FreakSugar contributor Tim Avers discusses the blowback from the season 7 premiere of The Walking Dead and how it ties into the history of comic book censorship.

The Walking Dead viewers were rewarded and shocked by the resolution of last season’s cliffhanger – a brutal execution in Season 7’s opener. If you want to know who met their end at Negan’s (Lucille’s?) hands there are plenty of places you can go. Here we’re concerned about the IRL blow-back.

The savage end of one of the survivors quickly came to a bit of a mild controversy. The Parents Television Council released a statement that included the following:

This brutally explicit show is a powerful demonstration of why families should have greater control over the TV networks they purchase from their cable and satellite providers.

Is it, though? Certainly people have a say over what is broadcast on the public airwaves – these are regulated by the FCC. The PTC argues, however, that the existence of such content demands that basic cable customers “subsidize” this content whether they watch The Walking Dead or not.

This isn’t by any stretch of the imagination the first time the public has taken issue with violent content in media. There are dozens of examples in the last couple years alone from TV to video games to movies and even YouTube. What makes this interesting is that the violence in this episode very closely resembles the same incident in the comics – in a story published a couple years ago.

Protests over content in comics goes back a long way and even proceeds the Hollywood rating system. The Comics Code, a form of self-censorship beginning in the mid-1950s, was driven by public sentiment. That’s not unlike what the PTC is asking for here – attempting to influence cable providers to reign in the content of one show and/or demanding a new rating exclusively for it. The comparison is actually eerie.

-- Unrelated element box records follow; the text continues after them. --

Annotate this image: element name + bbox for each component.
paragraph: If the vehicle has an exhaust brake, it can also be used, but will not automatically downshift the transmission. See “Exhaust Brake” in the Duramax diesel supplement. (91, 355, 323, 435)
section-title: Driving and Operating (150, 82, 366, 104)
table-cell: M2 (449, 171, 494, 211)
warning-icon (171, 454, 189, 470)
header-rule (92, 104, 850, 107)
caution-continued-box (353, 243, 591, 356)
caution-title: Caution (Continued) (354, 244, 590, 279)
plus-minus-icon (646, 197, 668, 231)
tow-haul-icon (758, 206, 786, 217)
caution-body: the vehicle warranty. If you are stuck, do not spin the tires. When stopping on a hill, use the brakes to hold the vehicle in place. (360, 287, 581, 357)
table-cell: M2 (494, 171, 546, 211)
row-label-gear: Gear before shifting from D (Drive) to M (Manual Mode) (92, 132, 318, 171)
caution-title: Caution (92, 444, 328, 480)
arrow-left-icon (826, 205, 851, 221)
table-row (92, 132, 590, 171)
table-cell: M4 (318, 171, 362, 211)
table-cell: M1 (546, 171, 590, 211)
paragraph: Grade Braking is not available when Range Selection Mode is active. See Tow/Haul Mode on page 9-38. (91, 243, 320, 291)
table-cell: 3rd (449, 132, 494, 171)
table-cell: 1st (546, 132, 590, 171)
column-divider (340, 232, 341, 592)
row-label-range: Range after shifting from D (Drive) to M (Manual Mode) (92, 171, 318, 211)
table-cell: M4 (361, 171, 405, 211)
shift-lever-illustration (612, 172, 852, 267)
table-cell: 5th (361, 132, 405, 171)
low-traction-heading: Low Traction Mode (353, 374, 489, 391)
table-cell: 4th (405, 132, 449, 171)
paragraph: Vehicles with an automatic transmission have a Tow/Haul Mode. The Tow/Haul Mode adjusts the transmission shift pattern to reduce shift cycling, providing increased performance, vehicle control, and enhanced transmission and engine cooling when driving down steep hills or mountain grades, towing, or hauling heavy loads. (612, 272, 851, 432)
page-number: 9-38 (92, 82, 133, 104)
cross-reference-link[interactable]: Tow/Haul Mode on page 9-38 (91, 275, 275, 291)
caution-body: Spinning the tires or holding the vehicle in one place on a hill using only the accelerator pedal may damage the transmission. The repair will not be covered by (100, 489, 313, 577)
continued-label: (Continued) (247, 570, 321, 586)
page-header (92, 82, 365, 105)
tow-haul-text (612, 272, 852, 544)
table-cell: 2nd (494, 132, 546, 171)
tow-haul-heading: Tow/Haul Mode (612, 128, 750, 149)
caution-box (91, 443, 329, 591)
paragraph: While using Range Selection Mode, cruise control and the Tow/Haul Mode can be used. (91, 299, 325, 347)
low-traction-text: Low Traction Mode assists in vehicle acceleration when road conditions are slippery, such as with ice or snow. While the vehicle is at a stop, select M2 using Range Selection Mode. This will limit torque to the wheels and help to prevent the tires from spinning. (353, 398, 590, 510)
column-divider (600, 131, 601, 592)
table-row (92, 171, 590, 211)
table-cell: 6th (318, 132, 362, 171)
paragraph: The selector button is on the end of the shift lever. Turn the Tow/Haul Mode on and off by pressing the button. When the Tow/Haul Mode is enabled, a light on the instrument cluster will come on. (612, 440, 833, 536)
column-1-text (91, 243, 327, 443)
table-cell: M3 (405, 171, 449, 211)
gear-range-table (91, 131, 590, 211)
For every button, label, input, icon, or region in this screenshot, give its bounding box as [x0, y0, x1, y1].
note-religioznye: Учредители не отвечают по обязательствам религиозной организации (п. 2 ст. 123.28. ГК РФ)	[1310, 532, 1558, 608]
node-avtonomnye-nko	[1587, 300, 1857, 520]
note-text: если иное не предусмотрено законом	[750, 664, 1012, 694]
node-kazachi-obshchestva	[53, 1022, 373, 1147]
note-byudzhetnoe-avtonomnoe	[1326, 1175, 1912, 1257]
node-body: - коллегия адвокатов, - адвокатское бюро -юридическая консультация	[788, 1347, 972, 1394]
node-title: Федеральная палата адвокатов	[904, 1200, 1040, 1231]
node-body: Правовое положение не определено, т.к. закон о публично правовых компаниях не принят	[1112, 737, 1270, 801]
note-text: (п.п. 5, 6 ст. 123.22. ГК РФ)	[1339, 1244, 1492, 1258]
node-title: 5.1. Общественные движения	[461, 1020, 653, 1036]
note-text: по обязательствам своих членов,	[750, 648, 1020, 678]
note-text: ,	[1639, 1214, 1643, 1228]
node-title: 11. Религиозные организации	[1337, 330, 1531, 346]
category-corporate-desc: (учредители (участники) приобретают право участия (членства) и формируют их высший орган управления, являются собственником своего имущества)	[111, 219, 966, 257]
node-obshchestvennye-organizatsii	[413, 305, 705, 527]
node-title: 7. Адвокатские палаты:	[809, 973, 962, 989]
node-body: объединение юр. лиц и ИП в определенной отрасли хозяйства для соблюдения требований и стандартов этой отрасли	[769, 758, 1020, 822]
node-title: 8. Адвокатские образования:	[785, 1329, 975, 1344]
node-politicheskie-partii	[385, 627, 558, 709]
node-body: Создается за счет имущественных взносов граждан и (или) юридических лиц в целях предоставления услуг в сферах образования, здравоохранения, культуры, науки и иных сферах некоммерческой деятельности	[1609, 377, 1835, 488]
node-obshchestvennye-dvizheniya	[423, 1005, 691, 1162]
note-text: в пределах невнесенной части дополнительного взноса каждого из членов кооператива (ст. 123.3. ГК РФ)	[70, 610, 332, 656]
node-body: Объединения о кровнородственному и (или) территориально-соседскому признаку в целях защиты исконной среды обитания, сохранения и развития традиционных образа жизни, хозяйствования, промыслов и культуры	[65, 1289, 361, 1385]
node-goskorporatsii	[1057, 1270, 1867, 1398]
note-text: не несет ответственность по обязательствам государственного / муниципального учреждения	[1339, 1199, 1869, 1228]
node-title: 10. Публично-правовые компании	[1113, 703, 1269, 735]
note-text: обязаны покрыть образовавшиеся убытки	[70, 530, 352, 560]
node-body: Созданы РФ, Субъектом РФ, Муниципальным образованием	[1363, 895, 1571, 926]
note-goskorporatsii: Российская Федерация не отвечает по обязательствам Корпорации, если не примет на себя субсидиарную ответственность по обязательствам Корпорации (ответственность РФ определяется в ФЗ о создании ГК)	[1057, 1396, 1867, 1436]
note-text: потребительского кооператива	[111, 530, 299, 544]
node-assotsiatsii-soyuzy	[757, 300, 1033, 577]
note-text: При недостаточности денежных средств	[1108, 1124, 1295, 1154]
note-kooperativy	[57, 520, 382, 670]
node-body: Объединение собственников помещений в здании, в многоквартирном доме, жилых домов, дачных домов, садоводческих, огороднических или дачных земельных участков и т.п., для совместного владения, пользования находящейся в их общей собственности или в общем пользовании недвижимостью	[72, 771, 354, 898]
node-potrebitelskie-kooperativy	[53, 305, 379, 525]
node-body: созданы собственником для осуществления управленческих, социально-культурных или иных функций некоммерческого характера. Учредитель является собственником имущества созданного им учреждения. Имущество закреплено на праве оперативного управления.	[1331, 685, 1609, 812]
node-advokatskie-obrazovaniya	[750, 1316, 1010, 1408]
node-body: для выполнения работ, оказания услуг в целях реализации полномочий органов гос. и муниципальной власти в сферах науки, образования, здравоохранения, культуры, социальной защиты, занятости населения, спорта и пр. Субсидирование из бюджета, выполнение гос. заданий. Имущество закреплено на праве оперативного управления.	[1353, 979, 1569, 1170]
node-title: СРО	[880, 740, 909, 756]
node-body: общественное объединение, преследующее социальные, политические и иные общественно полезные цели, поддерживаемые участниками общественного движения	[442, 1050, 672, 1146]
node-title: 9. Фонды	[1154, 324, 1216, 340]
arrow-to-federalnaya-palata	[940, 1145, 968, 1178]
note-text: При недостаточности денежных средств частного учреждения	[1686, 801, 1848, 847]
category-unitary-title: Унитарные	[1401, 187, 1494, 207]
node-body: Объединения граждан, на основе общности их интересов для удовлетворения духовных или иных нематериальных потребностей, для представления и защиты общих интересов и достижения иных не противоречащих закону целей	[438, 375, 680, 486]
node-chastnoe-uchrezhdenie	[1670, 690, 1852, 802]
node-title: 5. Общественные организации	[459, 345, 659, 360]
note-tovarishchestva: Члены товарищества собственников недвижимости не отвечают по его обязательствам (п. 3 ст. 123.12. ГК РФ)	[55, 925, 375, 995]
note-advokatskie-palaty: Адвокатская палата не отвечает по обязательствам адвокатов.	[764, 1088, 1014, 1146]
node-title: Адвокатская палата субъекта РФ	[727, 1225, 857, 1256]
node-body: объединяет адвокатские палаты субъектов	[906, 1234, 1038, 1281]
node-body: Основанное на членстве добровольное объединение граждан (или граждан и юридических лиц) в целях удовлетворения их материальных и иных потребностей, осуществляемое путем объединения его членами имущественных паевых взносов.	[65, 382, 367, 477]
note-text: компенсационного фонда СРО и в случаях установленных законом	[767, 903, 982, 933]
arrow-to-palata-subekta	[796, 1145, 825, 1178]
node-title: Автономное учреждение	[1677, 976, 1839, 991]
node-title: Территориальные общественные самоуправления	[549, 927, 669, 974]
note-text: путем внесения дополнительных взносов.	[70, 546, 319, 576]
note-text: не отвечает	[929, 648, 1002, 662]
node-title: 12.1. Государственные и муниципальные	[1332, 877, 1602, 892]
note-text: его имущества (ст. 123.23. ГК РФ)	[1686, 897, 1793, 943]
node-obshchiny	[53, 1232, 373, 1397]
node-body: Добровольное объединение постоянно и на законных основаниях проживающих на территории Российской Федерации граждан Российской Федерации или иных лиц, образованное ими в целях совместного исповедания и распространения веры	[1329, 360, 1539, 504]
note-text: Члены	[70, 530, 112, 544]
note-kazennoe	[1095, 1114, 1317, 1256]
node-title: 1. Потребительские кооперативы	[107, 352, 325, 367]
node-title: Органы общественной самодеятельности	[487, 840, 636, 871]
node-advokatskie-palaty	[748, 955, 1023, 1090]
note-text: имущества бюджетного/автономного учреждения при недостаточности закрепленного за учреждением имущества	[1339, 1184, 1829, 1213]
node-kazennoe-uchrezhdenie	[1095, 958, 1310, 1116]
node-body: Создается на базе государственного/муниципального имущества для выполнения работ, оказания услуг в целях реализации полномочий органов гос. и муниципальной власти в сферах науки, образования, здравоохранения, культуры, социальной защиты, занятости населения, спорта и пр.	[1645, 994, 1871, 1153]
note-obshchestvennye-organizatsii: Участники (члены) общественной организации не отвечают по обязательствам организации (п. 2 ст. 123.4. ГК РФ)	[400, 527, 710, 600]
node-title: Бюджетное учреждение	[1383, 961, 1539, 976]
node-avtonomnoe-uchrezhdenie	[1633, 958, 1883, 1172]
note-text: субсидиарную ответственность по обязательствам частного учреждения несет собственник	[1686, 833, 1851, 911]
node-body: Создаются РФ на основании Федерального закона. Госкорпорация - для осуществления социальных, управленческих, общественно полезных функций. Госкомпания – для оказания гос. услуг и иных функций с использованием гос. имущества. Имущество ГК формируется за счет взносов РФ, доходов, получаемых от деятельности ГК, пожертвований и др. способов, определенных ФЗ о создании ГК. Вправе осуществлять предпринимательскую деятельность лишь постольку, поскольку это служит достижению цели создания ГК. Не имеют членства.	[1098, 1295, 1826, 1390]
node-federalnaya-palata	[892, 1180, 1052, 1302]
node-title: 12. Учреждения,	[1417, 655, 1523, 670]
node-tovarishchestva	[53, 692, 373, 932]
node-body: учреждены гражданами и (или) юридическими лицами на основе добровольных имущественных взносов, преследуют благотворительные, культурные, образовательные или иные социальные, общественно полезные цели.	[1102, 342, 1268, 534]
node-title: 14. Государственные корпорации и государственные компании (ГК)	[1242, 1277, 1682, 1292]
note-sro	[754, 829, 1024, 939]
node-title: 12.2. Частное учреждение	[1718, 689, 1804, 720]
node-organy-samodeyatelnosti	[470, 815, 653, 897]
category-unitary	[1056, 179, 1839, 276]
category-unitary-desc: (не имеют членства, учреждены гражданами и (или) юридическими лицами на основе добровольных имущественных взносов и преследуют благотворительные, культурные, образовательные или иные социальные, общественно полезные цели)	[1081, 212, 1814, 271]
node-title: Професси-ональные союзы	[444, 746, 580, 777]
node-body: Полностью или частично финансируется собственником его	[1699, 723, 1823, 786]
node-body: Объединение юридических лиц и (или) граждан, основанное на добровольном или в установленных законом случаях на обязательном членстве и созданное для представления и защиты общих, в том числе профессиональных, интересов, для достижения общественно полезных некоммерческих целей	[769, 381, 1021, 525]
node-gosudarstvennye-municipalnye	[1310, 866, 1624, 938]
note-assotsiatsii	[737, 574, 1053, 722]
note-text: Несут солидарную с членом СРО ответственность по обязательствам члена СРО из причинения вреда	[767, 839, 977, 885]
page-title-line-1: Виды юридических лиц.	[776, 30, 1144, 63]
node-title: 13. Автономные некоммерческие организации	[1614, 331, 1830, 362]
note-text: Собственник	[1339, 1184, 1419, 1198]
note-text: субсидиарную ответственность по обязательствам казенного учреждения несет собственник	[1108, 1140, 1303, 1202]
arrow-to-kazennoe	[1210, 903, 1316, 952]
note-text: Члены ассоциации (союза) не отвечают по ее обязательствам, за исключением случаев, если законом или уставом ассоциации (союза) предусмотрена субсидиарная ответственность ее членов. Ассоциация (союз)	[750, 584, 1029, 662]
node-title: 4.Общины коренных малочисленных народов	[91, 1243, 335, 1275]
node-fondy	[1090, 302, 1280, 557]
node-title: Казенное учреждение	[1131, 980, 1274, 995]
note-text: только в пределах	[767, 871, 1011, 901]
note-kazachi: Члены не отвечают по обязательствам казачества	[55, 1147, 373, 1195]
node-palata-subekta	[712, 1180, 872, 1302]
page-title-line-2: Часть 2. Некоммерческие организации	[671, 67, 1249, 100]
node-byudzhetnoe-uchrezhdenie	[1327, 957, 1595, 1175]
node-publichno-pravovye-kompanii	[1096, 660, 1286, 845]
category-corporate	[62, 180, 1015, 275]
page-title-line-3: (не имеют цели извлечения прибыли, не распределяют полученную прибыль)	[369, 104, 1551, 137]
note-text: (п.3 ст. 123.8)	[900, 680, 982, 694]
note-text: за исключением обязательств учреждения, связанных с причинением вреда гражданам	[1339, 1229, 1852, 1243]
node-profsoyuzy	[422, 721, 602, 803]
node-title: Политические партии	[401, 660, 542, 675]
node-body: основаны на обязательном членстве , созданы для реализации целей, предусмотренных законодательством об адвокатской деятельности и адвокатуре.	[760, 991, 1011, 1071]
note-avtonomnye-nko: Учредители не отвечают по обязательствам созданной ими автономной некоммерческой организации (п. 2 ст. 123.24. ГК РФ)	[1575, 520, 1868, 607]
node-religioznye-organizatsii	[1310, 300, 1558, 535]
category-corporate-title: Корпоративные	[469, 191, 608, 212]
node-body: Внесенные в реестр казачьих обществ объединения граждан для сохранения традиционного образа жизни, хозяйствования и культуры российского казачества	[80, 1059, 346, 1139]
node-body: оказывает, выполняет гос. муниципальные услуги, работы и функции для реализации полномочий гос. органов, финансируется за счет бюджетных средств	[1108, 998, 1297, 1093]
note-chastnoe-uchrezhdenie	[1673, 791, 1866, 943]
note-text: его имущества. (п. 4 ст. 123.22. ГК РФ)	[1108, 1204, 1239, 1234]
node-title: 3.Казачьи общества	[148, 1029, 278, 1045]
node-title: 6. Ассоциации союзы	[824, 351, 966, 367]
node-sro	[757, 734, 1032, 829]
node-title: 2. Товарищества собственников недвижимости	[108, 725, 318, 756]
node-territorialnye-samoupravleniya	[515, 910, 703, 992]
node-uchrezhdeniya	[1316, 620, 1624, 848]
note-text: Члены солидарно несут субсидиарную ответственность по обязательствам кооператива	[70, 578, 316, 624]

The Comics Code was created as the result of a national panic over juvenile delinquency which was validated by a pop psychologist named Fredric Wertham and reached all the way to Congress. But in the end it was used by one published, National Comics, to virtually put another, Entertaining Comics, out of business. National became DC Comics, but at the time “EC” was riding high, crushing superheroes with titles like Tales from the Crypt and Vault of Horror. Senator Estes Kefauver and associates (who would go on to harass rock musicians and pin-up queen Bettie Page) latched onto one EC’s provocative cover in particular – an implied beheading of a female subject. Under congressional pressure, newspaper cartoonists folded and National began crafting a new generation of absurdist stories and characters that tarnished the entire medium in the US as children’s fare for generations.

Frederic Wertham’s book SEDUCTION OF THE INNOCENT, in which he railed against the influence of comic books on children.

That’s where the comparisons to today end, right? Interestingly enough no. Not that long ago Disney acquired Marvel, a company born into the Comics Code, and despite some courage on the streaming service Netflix, it has sanitized their characters for most of the Marvel Cinematic Universe films with the notable exception of technically non-MCU Deadpool. Still, stylized violence has been the beneficiary and horror the victim and protests continue that violent or adult comic movies and TV show should not be made continues to be a running theme.

Unlike the uproar in the 1950s, the Parents Television Council’s reaction is a fairly isolated one. Times have changed quite a bit and the culture is more accepting of the occasional moments of the extreme in storytelling. But Captain America: Civil War certainly didn’t end the way it did in the comics – another interesting aversion to head trauma. And rumored character deaths in the same film, apart from a life suspension as it were, did not develop. It seems that for the Marvel Cinematic Universe, one nearly-bloodless heroic sacrifice per phase is about enough. Within the MCU and Disney comic properties in general, graphic if realistic portrayals of violence are taboo.

From the red band trailer for the ultimate Wolverine installment Logan, we have already seen that these extremes will continue to be limited to Fox-franchised Marvel movies. And the comics, too, have distanced themselves from the mutant characters – characters who more regularly took on controversial topics. Is this really a clash of cinema titans, Disney vs. Fox, or a divide in filmmaking and storytelling philosophy reflecting bowdlerize cultural standards? It’s hard to say.

One thing is for certain – The Walking Dead will continue to push boundaries just as it has propelled survival horror out of the “found footage” genre where it seemed trapped for a while and into engaging television enduring multiple seasons. TWD merited mass marketing, spawned a spin off, and made even bit players into celebrities. Its controversies only elevate its fortunes.

Unlike the horror comics of the ’50s, Robert Kirkman’s comic and the horror show that Frank Darabont built appear to be on solid footing. Only time will tell how long The Walking Dead will remain culturally relevant, but for the moment, it seems unlikely that the Parents Television Council, or anything short of an IRL zombie apocalypse, will take it down.